CHARLESTON, W.Va. -- Rafters and kayakers are abuzz with the news: This year's Gauley River whitewater conditions are going to be epic.
The U.S. Army Corps of Engineers, which controls the river by releasing water from Summersville Lake, recently announced the whitewater flow schedule for September and October. The schedule features 24 days of weekend rafting-level releases instead of the usual 22, plus nine midweek releases that include six at even higher levels.
"These releases are pretty amazing for three reasons," said Dave Arnold, managing partner of Adventures on the Gorge, one of the area's largest whitewater rafting companies.

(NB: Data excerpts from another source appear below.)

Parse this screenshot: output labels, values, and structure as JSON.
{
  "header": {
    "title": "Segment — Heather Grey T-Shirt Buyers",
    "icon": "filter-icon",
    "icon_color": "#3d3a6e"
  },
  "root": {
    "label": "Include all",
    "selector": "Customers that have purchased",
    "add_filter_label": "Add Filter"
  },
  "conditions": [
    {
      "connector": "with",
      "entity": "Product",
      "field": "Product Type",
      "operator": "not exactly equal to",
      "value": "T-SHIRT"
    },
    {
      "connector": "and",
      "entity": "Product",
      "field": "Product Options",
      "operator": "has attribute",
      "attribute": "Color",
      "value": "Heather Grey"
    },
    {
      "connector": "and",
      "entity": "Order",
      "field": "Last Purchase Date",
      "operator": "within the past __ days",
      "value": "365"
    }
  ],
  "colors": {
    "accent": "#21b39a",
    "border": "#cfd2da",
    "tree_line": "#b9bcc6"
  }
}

"We get more days [of commercial rafting], which is the obvious thing. Also, those [supplemental] Tuesday-Thursday releases are at a much higher level, which will make the lower section of the Gauley really exceptional.
"And finally, by running the Gauley at midweek, rafters can stay and run the New River on the weekend, when almost no one else will be running it."

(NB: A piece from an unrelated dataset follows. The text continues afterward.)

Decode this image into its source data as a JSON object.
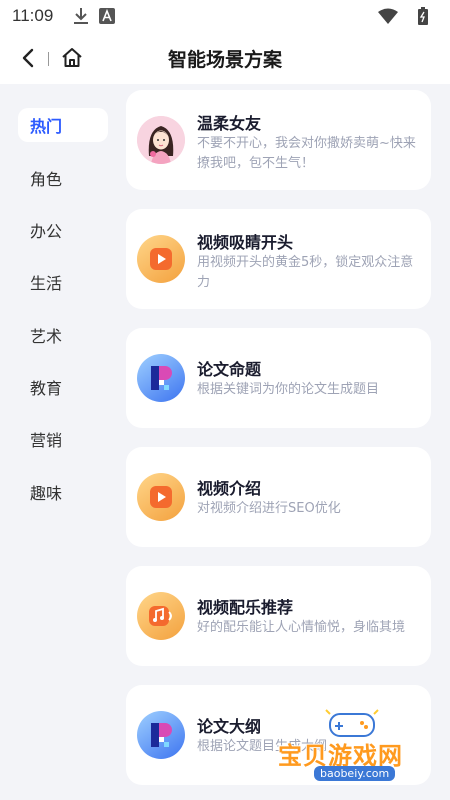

Corps officials have scheduled regular rafting flows of 2,800 cubic feet per second for Sept. 6-9, Sept. 13-16, Sept. 20-23, Sept. 27-30, Oct. 4-7, Oct. 12-13 and Oct. 19-20.
The supplemental midweek rafting flows, also at 2,800 cfs, are scheduled for Sept. 17, Sept. 24 and Oct. 1. The supplemental high flows, at 5,000 cfs, are scheduled for Sept. 18-19, Sept. 25-26 and Oct. 2-3.
Arnold said his company doesn't plan to run rafts on the upper section of the Gauley during the 5,000 cfs flows.
"It would be too intense for inexperienced rafters," he explained. "Not only does it become faster and more continuous, it also becomes much bigger. At Pillow Rock [rapids], the hole at the end becomes pretty dangerous and hard to avoid. And at Lost Paddle [rapids], the higher flows eliminate eddies where rafters usually stop to catch their breath."
Arnold said groups of rafters who wish to paddle the upper Gauley at 5,000 cfs "had better be a super-elite bunch of people who really know what they're doing."
He added, though, that the super-high midweek flows would make the relatively tame lower section of the Gauley "lots more fun."
"We run the lower section commercially during flows as high as 14,000 cfs. Five thousand is perfectly within our manageable range. At 5,000 cfs, rapids like Stairsteps and Pure Screaming Hell develop much bigger wave trains, standing the boats up almost vertically wave after wave."